Puoi analizzare così:
- Per dispositivo: confronta mobile, desktop e tablet. Se su mobile il rimbalzo è più alto, il problema può essere velocità, leggibilità o UX non ottimizzata.
- Per canale: verifica se i rimbalzi cambiano tra ricerca organica, social, email o campagne paid. Un canale può attirare utenti meno in linea con il contenuto della pagina.
- Per landing page: individua quali pagine hanno più uscite immediate.
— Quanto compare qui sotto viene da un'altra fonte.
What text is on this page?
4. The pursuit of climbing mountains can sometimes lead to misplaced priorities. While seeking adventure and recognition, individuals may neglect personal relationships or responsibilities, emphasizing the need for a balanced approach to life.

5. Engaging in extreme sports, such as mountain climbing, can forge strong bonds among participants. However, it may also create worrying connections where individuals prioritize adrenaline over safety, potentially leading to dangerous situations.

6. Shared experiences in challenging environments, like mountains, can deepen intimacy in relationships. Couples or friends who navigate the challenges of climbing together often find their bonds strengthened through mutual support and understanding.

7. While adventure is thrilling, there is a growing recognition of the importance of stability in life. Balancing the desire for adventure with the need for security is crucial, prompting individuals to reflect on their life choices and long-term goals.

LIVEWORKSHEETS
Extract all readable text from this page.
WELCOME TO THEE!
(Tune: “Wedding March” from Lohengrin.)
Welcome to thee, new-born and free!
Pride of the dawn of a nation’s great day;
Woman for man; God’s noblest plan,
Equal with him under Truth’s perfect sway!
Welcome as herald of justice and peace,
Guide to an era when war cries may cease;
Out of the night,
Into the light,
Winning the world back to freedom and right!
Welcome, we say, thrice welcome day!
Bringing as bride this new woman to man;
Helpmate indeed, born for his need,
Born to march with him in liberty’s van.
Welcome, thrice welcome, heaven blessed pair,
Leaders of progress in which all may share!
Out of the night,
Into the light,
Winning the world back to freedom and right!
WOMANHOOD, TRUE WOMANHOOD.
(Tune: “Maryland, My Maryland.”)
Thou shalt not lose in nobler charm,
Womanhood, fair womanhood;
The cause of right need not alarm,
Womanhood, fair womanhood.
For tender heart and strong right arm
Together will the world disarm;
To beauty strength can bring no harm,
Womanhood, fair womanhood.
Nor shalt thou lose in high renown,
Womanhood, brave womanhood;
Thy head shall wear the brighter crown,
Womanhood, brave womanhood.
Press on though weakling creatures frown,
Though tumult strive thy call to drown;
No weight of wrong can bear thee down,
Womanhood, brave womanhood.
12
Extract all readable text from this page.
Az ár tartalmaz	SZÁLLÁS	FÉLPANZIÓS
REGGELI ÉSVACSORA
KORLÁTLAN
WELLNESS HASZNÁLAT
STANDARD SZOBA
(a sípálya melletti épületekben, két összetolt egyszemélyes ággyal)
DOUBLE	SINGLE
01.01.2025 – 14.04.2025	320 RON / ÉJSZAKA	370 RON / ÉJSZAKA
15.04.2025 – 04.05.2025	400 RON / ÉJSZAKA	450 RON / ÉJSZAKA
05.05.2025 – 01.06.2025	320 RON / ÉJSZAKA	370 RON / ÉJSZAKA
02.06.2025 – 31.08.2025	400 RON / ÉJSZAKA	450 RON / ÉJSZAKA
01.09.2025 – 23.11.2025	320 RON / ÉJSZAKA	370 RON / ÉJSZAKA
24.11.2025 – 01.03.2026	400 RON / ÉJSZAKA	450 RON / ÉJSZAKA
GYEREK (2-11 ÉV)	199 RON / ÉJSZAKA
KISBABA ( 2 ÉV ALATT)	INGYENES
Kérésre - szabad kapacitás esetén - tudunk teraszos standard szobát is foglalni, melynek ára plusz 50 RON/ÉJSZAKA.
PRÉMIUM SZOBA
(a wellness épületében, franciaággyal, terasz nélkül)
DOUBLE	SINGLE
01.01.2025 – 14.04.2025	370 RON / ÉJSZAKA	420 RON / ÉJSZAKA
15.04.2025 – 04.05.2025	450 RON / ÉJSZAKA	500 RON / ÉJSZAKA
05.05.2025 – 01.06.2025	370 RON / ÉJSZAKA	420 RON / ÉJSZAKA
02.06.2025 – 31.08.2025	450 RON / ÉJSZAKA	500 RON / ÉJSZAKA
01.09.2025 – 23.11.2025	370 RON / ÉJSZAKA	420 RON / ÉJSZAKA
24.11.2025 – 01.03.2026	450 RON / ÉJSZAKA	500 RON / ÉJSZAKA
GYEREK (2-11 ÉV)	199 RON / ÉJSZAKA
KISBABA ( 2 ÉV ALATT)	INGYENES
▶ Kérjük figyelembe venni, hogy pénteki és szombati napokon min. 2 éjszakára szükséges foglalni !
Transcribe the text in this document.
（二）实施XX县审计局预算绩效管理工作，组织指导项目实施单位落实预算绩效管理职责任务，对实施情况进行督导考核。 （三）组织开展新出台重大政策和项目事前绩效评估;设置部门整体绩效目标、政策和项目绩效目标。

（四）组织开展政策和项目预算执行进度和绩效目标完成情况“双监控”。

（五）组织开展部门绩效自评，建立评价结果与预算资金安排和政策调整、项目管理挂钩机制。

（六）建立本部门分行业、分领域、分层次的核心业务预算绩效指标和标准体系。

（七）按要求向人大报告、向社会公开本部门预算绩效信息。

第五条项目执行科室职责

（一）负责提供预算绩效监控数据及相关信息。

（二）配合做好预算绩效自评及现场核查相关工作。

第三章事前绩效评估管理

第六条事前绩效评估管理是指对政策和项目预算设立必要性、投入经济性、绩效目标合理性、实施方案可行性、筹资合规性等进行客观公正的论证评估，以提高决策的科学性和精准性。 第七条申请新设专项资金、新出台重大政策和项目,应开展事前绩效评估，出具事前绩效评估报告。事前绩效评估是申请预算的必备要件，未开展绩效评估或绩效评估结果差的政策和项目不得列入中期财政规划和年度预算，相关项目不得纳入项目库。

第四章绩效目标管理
Se una pagina riceve traffico da un canale specifico e poi perde utenti, forse il messaggio iniziale non è coerente con l’intento.
- Per segmento di traffico: confronta nuovi vs returning, area geografica o sorgente campagna per capire quali gruppi interagiscono meglio.
Un esempio pratico: se una landing da advertising funziona bene su desktop ma male su mobile, il target potrebbe essere corretto, ma l’esperienza mobile sta ostacolando la conversione.
Sintesi operativa: incrocia rimbalzo e uscita con dispositivo, canale e landing page per capire se il problema è nel target, nel messaggio o nell’esperienza utente.